I tried to talk him out of it, but we'd had way too much tequila, and there's no convincing Nico that something is a bad idea once tequila is involved.

"Don't change the subject." He takes my hands in his and squeezes them lightly, yet encouragingly. "You can't let him take this away from you."

I pull my bottom lip between my teeth and sigh.

As usual, Nico is right. This opportunity – the chance to write an article for such a well-known magazine – is what I've been working toward for the last four years. Hell, it's what I've been working toward since college. If I say no, Calvin will assume I'm not interested and may never give me another chance.
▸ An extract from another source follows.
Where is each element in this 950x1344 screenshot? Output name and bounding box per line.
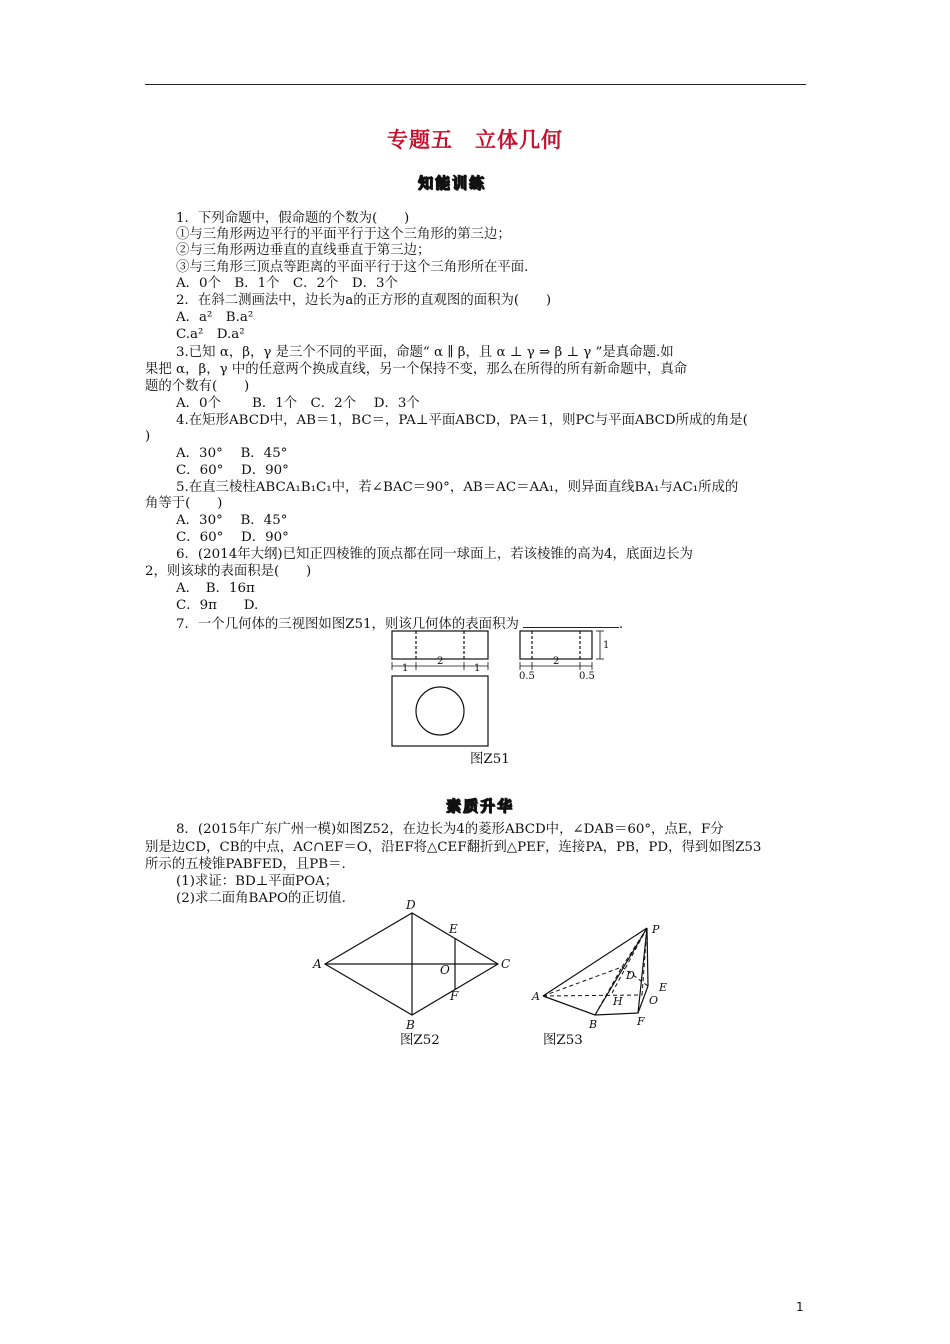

But if I say yes, I'll be writing while in a hazy and distracted headspace, which will result in me turning in a sloppy, unclear, half-assed piece, and I've worked way too hard to let that happen.

I know I shouldn't let Will or what happened today ruin this for me, but if I can't put one hundred percent of myself into the job, I don't want it.

"Can we talk about something else, please?" I ask. I close my eyes and rub my temples with the tips of my fingers. "I need to get the visual of them naked out of my mind, and if we keep talking about it, I'm not gonna be able to do that."

"Fine," Nico groans. "But you should really eat something. At the rate you're emptying that bottle of bourbon you need food in your stomach to soak it up. If not, you're gonna have a wicked hangover in the morning."

"My husband has been fucking a slutty, big-breasted, Jessica Rabbit wannabe, who he may or may not be in love with might I add, behind my back for the last five months. A hangover is the least of my problems." I throw the blanket off me and stand up. "I think I'm just gonna take a shower and go to bed."

"Are you sure?" Sloan asks. "We don't have to talk. We can just watch Snapped. Or, I have the first four seasons of This Is Us on DVD if you wanna have a good cry."

I do want to have a good, ugly cry, but I want to do it alone in the shower where no one can see or hear me.

"I'm so tired. I just really wanna go to sleep," I say. I smile so they know how much I appreciate all they've done for me tonight. "Thank you for being here for me. I love you guys."